I'm interesting in using a horseshoe prior instead of the standard gaussian one in a variational autoencoder. Doing this with the implemented horseshoe distribution is simple:
tfk = tf.keras
tfkl = tf.keras.layers
tfd = tfp.distributions
tfpl = tfp.layers
latent_dim = 1
prior = tfd.horseshoe(0.01 * tf.ones(latent_dim))

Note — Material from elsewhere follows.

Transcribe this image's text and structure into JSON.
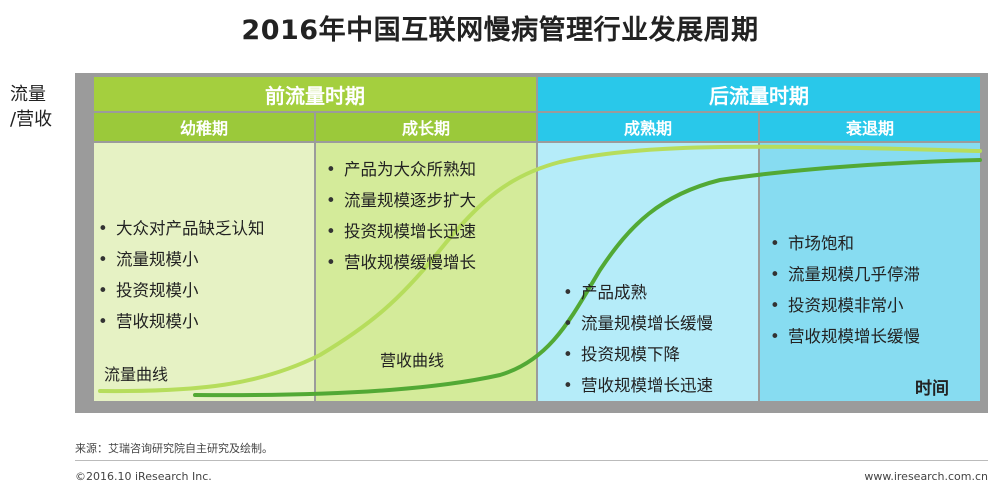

encoder = tfk.Sequential([
tfkl.Dense(2),
tfpl.DistributionLambda(
make_distribution_fn=lambda t: tfd.Normal(
loc=t[..., 0], scale=tf.exp(t[..., 1])))
tfpl.KLDivergenceAddLoss(prior)
])
But it seems like most work on horseshoe priors in variational inference using a different paramterization, like the one from this previous thread:
Root = tfd.JointDistributionCoroutine.Root
def horseshoe_prior_in_compound_representation(num_features=100, global_scale=.1):
local_scale_variance = yield Root(tfd.Independent(
tfd.InverseGamma(
0.5 * tf.ones([num_features]),
0.5 * tf.ones([num_features]),
),
reinterpreted_batch_ndims = 1
)
)
local_scale_noncentered = yield Root(tfd.Independent(
tfd.HalfNormal(scale=tf.ones([num_features])),
reinterpreted_batch_ndims = 1
))
local_scale = local_scale_noncentered * tf.sqrt(local_scale_variance)
weights_noncentered = yield Root(tfd.Independent(
tfd.Normal(
loc=tf.zeros([num_features]),
scale=tf.ones([num_features])
),
reinterpreted_batch_ndims = 1
))
weights = weights_noncentered * local_scale * global_scale
return weights
What I'm wondering about is 1) whether this alternative parameterization would also be advantageous in my use case (prior on the latent space of an autoencoder) and 2) how to use this parameterization of the horseshoe prior in a tfpl.KLDivergenceAddLoss() layer.
Thanks!
Bryor Snefjella